The International Criminal Court (ICC) says it hopes to challenge the historically entrenched standard of impunity for atrocious crimes that are committed across the world by people in responsible positions of power and influence.
According to the Court, the promise of the Rome Statute in 1998 and the treaty that bears its name, that never again will perpetrators -- irrespective of rank or status -- can escape justice for the world’s most egregious and destabilising crimes, are still fresh in their minds and will hold rigidly to it.
Addressing Journalist from West Africa Anglophone countries, ICC Prosecutor, Fatou Bensouda, was emphatic none that has committed crimes that have shocked the conscience of the world will escape the arms of the court.
She admits that not every person or group will back the work of the Court, but there is a firm belief that well-meaning people across the world who have vowed not to support impunity would support the ICC's operations to end impunity.
”We remain committed to our independent and impartial mandate under the Rome Statute, and will continue to honour our legal duty, undeterred,” she assured.
The ICC, according to her, believes deliberate attempts to undermine its credibility as well as well-funded or coordinated campaigns to spread fallacies and falsehoods are inevitable in their type of work but it hopes the support of the media to educate and disabuse the minds of people is key to making the world understand their operations.

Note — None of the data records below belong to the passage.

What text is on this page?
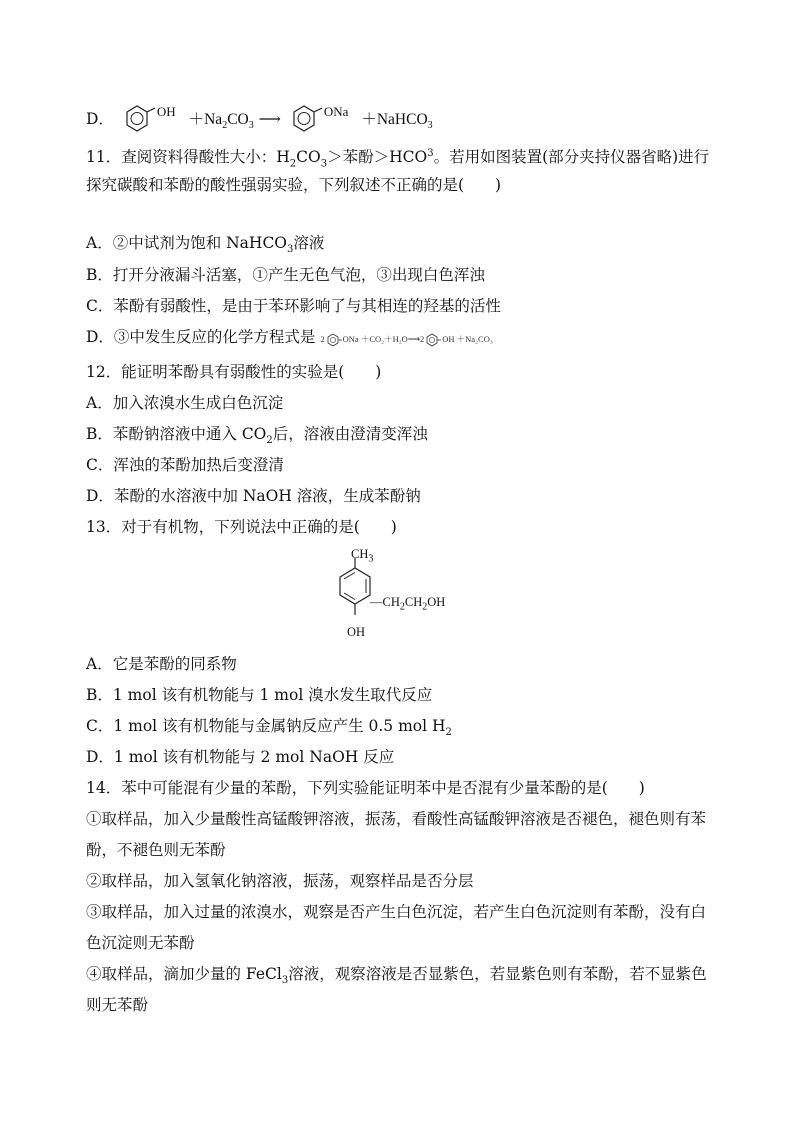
D．	$^{OH} +Na_2CO_3$ ⟶	$^{ONa}$ ＋NaHCO$_3$
11．查阅资料得酸性大小：$H_2CO_3>$苯酚$>HCO^3$。若用如图装置(部分夹持仪器省略)进行
探究碳酸和苯酚的酸性强弱实验，下列叙述不正确的是(　　)
A．②中试剂为饱和 NaHCO$_3$溶液
B．打开分液漏斗活塞，①产生无色气泡，③出现白色浑浊
C．苯酚有弱酸性，是由于苯环影响了与其相连的羟基的活性
D．③中发生反应的化学方程式是 2 ONa ＋CO₂＋H₂O⟶2 OH ＋Na₂CO₃
12．能证明苯酚具有弱酸性的实验是(　　)
A．加入浓溴水生成白色沉淀
B．苯酚钠溶液中通入 $CO_2$后，溶液由澄清变浑浊
C．浑浊的苯酚加热后变澄清
D．苯酚的水溶液中加 NaOH 溶液，生成苯酚钠
13．对于有机物，下列说法中正确的是(　　)
$CH_3$
$—CH_2CH_2OH$
OH
A．它是苯酚的同系物
B．1 mol 该有机物能与 1 mol 溴水发生取代反应
C．1 mol 该有机物能与金属钠反应产生 0.5 mol $H_2$
D．1 mol 该有机物能与 2 mol NaOH 反应
14．苯中可能混有少量的苯酚，下列实验能证明苯中是否混有少量苯酚的是(　　)
①取样品，加入少量酸性高锰酸钾溶液，振荡，看酸性高锰酸钾溶液是否褪色，褪色则有苯
酚，不褪色则无苯酚
②取样品，加入氢氧化钠溶液，振荡，观察样品是否分层
③取样品，加入过量的浓溴水，观察是否产生白色沉淀，若产生白色沉淀则有苯酚，没有白
色沉淀则无苯酚
④取样品，滴加少量的 FeCl$_3$溶液，观察溶液是否显紫色，若显紫色则有苯酚，若不显紫色
则无苯酚
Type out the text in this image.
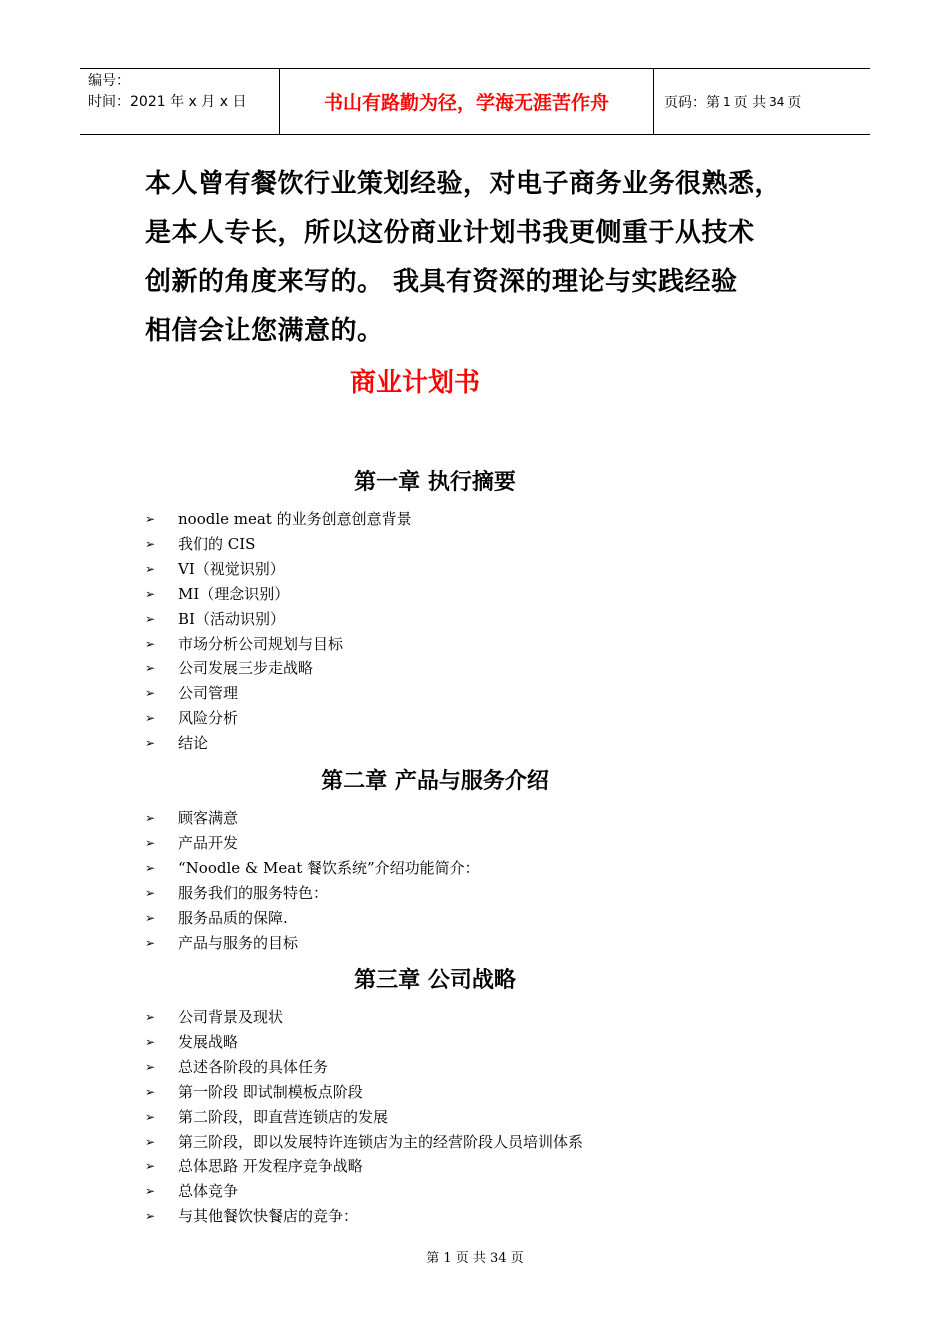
编号：
时间：2021 年 x 月 x 日	书山有路勤为径，学海无涯苦作舟	页码：第 1 页 共 34 页
本人曾有餐饮行业策划经验，对电子商务业务很熟悉，
是本人专长，所以这份商业计划书我更侧重于从技术
创新的角度来写的。 我具有资深的理论与实践经验
相信会让您满意的。
商业计划书
第一章 执行摘要
➢	noodle meat 的业务创意创意背景
➢	我们的 CIS
➢	VI（视觉识别）
➢	MI（理念识别）
➢	BI（活动识别）
➢	市场分析公司规划与目标
➢	公司发展三步走战略
➢	公司管理
➢	风险分析
➢	结论
第二章 产品与服务介绍
➢	顾客满意
➢	产品开发
➢	“Noodle & Meat 餐饮系统”介绍功能简介：
➢	服务我们的服务特色：
➢	服务品质的保障.
➢	产品与服务的目标
第三章 公司战略
➢	公司背景及现状
➢	发展战略
➢	总述各阶段的具体任务
➢	第一阶段 即试制模板点阶段
➢	第二阶段，即直营连锁店的发展
➢	第三阶段，即以发展特许连锁店为主的经营阶段人员培训体系
➢	总体思路 开发程序竞争战略
➢	总体竞争
➢	与其他餐饮快餐店的竞争：
第 1 页 共 34 页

“I am sure you might have read or seen about developments such as the acquittal and subsequent release with conditions of Laurent Gbagbo and Charles Ble Goude in relation to the situation in Cote d’Ivoire, or in the appearance of Alfred Yekatom and Patrice-Edouard Ngaisonna and subsequent scheduling of a confirmation hearing in the case emanating from more investigations in the Central African Republic,” she revealed.
The ICC is convinced disseminating truthful and factual information and making it accessible to affected communities, other stakeholders, and the public at large, the complex and intricate criminal processes are therefore critically important.
She says the court is undaunted by the recent public statement by the US Secretary of State announcing policy visa restrictions against ICC personnel.
There are currently ongoing trial proceedings against the Congolese warlord, Bosco Ntaganda, who is awaiting the verdict of the ICC judges, as well as against Domnic Ongwen, the Ugandan Lord’s Resistance Army brigade commander, whose defence is currently responding to the case presented by the prosecution.
Another case, that of Al-Hassan, relating to events in Timbuktu, Mali, is being prepared for a hearing starting the 6th of May, to confirm the charges brought against him by the Prosecutor’s office.
The Prosecutor’s office is still awaiting the Judge’s decision in response to our request to open investigation in Afghanistan, and we are advancing our preliminary examinations in countries such as Venezuela, Palestine, Ukraine, Myanmar/ Bangladesh and the Philippines.